Kirchheim

Anarchie mit Clownsnase

Kunst Rainer Splitt versteckt in seiner Ausstellung „colored identities“ die Köpfe von Kirchheimer Bürgern hinter bunten Luftballons. Die Aufnahmen sind noch bis Ende März im Kornhaus zu sehen. Von Kai Bauer

Rainer Splitt - colored identities

Die Wirklichkeit, die wir zu sehen glauben, besteht nur zu etwa einem Fünftel aus den Sinneseindrücken, die als Nervenreize von der Netzhaut ins Sehzentrum geleitet werden, der Hauptteil unserer Wahrnehmung wird vom Gehirn konstruiert. Es bedient sich dabei aus der riesigen Menge an Erinnerungen, die im Laufe des Lebens gespeichert werden. Fast könnte man sagen, das Gehirn rekonstruiert die Wirklichkeit und funktioniert dabei ebenso wie die künstlerischen Darstellungsweisen, etwa die Zeichnung oder die Malerei.

Das Spiel mit dem Sichtbaren und dem Unsichtbaren bestimmt die Arbeiten des Berliner Künstlers Rainer Splitt, die seit Sonntag in der Ausstellung „colored identities“ im Kornhaus zu sehen sind. Seine Fotoporträts von Kirchheimer Bürgern zeigen nur an den Rändern Frisuren, Ohren oder Kleidung der Porträtierten, die Mitte der Fotografien wird von bunten Luftballons ausgefüllt.

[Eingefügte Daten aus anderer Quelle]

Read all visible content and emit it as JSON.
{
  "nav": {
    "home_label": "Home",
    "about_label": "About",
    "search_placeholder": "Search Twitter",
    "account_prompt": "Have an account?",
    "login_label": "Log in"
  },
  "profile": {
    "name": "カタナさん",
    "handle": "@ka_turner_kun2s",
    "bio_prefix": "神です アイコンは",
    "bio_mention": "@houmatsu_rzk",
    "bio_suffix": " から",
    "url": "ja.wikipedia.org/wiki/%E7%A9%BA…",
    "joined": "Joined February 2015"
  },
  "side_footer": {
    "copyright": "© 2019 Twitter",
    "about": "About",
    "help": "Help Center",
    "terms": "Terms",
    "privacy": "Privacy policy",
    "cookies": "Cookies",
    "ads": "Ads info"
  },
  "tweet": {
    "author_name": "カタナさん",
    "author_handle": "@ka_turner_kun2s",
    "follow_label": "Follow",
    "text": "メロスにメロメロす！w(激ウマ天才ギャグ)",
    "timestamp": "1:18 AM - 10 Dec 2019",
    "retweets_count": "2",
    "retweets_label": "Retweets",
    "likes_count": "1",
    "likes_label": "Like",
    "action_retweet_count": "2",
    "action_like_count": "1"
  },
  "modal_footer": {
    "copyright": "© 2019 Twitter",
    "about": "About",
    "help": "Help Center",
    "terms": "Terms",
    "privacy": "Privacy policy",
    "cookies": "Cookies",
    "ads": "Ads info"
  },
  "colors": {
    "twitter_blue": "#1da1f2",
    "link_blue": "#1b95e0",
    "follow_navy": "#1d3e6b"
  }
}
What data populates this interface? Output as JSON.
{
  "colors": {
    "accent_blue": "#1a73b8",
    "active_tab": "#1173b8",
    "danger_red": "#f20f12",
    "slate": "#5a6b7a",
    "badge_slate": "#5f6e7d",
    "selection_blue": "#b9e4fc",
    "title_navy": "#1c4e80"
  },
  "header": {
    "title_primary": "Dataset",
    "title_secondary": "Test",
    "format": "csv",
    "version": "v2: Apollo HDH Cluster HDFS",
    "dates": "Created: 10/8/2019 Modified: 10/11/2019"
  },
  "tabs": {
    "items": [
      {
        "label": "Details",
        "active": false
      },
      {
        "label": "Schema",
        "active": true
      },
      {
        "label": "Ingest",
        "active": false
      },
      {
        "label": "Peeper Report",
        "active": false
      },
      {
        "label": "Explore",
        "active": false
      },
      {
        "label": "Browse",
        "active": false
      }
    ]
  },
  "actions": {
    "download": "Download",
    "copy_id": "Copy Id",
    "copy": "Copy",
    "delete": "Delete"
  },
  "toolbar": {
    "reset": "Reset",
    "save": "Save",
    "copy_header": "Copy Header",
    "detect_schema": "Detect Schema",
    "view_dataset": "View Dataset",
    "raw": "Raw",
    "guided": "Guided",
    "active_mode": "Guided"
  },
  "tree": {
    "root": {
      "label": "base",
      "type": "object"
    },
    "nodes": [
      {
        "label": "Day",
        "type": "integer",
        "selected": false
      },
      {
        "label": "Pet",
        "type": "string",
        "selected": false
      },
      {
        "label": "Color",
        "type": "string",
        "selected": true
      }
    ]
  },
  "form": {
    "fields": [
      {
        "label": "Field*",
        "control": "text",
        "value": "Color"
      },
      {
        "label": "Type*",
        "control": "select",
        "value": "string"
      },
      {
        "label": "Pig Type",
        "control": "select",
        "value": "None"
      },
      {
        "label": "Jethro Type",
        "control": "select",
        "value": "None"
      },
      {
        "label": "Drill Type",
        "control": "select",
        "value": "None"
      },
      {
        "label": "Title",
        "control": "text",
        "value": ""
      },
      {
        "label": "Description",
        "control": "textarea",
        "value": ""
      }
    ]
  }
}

Digitale Programme zur Gesichtserkennung sind heute immer noch nicht perfekt darin, jedem Foto die richtige Identität zuzuordnen. Angesichts Rainer Splitts „colored identities“ wird jedoch auch das beste Programm scheitern. Als menschlicher Betrachter mit den oben beschriebenen Fähigkeiten kann man jedoch ohne Weiteres die Mitbürger, die einem persönlich bekannt sind, hinter den grellbunten Gummiblasen erkennen.

Über hundert Köpfe

Für das Projekt „Colored Identities“ hat Rainer Splitt im November 2018 über hundert Passanten in Kirchheim zu einem Foto-Shooting vor die Städtische Galerie im Kornhaus gebeten, um von ihnen ein Porträt mit einem Ballon in ihrer Lieblingsfarbe anzufertigen. Rainer Splitt möchte ein farbiges, vielfältiges Porträt der Stadt Kirchheim erstellen, das aus den beteiligten Personen und deren individuellen Farben gebildet wird. Sieben ausgewählte Großformate beherrschen die lange Wand der Städtischen Galerie. Das Gros der Porträtierten findet sich an der gegenüberliegenden Stellwand.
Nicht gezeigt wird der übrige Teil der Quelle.